ABD için 2020 dahil, 2021 ve 2022 toplam açıklarının 10 tr dolara ulaşması, bununla başka sorunların tetikçisi olması anlamına gelmektedir. Bunun finansmanı ise bambaşka bir sorundur. Bu yüzden yeni gelir kaynakları bulunması gerekmektedir. Bu anlamda Güney Kıbrıs’a yönelik silah ambargosunun kaldırılması, Güneyde bir ABD üssünün tesis edilmesi ve bölgedeki enerji kaynaklarına ABD’nin çökme ihtimali yeni krizlerin başlangıcıdır.
Haliyle buna mani olma ihtimali olan tek devlet Türkiye’dir. Türkiye dünkü NATO’nun ileri karakolu, yeşil kuşağın önemli bir halkası ve BOP’un kapsadığı işlevin dışına çıkmıştır. Türkiye bağımlılık modellerini aşmış bağımsız bir aktör olma yolundadır. İstenmeyen ve gelecek için tehdit görülen husus budur.

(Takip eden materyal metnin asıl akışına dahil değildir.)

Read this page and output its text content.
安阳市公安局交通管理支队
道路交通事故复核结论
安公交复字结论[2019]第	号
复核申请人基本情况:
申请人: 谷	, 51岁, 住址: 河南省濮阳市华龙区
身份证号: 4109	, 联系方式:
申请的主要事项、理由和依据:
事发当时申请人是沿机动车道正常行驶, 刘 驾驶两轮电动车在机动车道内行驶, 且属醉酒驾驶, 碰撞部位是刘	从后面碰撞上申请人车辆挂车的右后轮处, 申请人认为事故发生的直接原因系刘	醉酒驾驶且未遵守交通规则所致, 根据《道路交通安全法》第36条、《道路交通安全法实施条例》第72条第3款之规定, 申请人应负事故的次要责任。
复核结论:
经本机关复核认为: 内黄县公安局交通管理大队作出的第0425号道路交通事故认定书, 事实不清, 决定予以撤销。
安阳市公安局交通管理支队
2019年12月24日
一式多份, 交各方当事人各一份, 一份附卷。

Batı sistemi ABD merkezli ve eski dünyanın da ABD ekseninde hareket ettiği bir gelişmeyi öngörmektedir. Bu eksen Kıta Avrupası için bile abes kaçmaktadır.
Her şey “ekonomi” kıvamında gelişmeler oluyor görünse de; jeopolitik bir hedefin olmadığı ileri sürülse de büyüyen ve gelişen ekonomisi ile Türkiye’nin bulunduğu coğrafyaya sığmadığı ve daha da sığmayacağı bir gerçektir. Zenginlik, gücü ortaya çıkarmaktadır. Bu gücün küresel dengelere yön verebileceği hatta merkezleri değiştirebileceği gerçeği ihmal edilmemelidir.
Türkiye her alanda projeler üretmektedir. bunlar “kime ne fayda sağlar” diye baştan sormak gerek. Haliyle böyle bir projenin başarılı olup hayata geçirilmesi, ekonomik ve politik merkezin yeniden yön değiştirmesini beraberinde getirecektir. ABD bunu ister mi? Ya da “ABD bunu istemez” diye Türkiye yolundan döner mi? Haliyle ABD Çin derdindeyken; AB Yunan - Fransız koçbaşı ile Türkiye’yi dizginlemeye çalışmasının yakın gelecekte sonuçlarını göreceğiz.
Özellikle de yüzyılların “İpek Yolu” yeniden canlanırsa, bu durum ekonomik ve askeri güç alanlarına da yansırsa… diye başlayan cümleyi tamamlamadan şunu soralım: “küresel egemenliğin ve küresel baronların hali o zaman ne ola?” Bunun günümüzdeki ekonomik, siyasi ve askeri çatışmalarla hiç mi ilgisi yoktur? Hiç mi terör boyutundan uzak bir durumdur? Ya da ülkelerin kaynayan kazanlarının altına odun atılmaya devam edilmesinin bununla hiç bir ilgisi yok mu sanılmaktadır?
Eski ittifaklar güç kaybetmektedir. Salt askeri güce dayalı eski ittifak anlayışı yeni dönemde dijital güvenlik ve bio-güvenlik gibi yeni alanları da harekete geçirecektir. Merkez ülke niteliğine sahip Türkiye gibi ülkelerin vakti gelmiştir.